Scots donate to northern IDPs

Nov 30, 2005

The Scotland-based Hunter Foundation has donated US$1.6m (sh2.9b) to reinforce humanitarian interventions for vulnerable children and women in war-torn northern Uganda.

By F. Ahimbisibwe

The Scotland-based Hunter Foundation has donated US$1.6m (sh2.9b) to reinforce humanitarian interventions for vulnerable children and women in war-torn northern Uganda.

The money, channelled through the UN Children’s Fund (UNICEF), was received through the UK Committee for UNICEF.

“This will accelerate the provision of services in emergency health and nutrition, water and environmental sanitation, education, child protection and shelter and household items to benefit 340,000 internally displaced persons (IDPs), including 272,000 children and women in Kitgum district,” a UNICEF statement said yesterday.

Ewan Hunter, the chief executive of the Hunter Foundation, said northern Uganda’s conflict-affected districts continued to require “enormous support.”

“Northern Uganda and Kitgum district in particular have been crippled by conflict and a lack of basic everyday needs, yet the region has gone virtually unnoticed.

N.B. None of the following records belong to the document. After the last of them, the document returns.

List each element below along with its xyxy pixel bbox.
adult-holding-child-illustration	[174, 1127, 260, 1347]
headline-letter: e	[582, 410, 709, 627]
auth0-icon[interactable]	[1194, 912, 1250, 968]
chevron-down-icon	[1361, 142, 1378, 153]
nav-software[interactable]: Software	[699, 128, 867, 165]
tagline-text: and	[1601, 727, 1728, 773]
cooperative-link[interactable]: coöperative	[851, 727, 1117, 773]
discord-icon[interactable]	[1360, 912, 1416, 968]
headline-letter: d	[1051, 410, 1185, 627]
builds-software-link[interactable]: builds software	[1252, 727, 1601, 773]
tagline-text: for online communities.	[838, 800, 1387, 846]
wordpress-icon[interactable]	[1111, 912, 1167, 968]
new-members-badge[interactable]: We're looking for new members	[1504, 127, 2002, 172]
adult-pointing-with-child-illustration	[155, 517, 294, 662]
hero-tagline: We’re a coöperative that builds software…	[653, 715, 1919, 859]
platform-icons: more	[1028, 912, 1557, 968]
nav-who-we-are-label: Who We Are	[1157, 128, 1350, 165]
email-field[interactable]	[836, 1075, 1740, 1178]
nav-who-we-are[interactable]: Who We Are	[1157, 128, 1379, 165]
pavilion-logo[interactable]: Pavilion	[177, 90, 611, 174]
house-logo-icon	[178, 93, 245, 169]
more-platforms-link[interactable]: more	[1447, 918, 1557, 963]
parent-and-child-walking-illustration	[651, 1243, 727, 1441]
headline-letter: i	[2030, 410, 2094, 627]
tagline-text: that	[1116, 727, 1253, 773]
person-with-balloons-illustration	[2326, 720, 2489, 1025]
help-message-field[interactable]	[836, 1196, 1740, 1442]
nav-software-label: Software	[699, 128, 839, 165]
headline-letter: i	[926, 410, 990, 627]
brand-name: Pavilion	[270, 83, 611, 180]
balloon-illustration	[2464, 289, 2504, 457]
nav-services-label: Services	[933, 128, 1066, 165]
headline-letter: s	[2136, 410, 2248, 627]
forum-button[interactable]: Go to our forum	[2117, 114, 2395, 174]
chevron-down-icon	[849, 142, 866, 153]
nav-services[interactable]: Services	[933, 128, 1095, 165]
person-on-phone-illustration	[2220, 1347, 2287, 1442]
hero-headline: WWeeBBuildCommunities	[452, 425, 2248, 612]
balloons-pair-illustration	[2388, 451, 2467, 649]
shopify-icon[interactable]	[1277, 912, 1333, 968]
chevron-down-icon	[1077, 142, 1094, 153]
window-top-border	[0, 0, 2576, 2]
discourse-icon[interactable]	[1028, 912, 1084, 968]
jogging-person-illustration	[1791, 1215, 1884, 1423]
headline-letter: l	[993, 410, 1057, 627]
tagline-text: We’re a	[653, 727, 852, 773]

We make this commitment in the full knowledge that UNICEF will do an extraordinary job in applying this modest sum to maximum impact.

We truly hope others will also support this region in its ‘hour of need’ that has literally lasted years,” he said.

Over 1.6m people continue to live in IDP camps, despite a fall in attacks by the Lord’s Resistance Army rebels.

UNICEF country representative Martin Mogwanja said the Foundation’s “significant contribution is based on a shared affirmation of childhood as a distinct period of humanity.”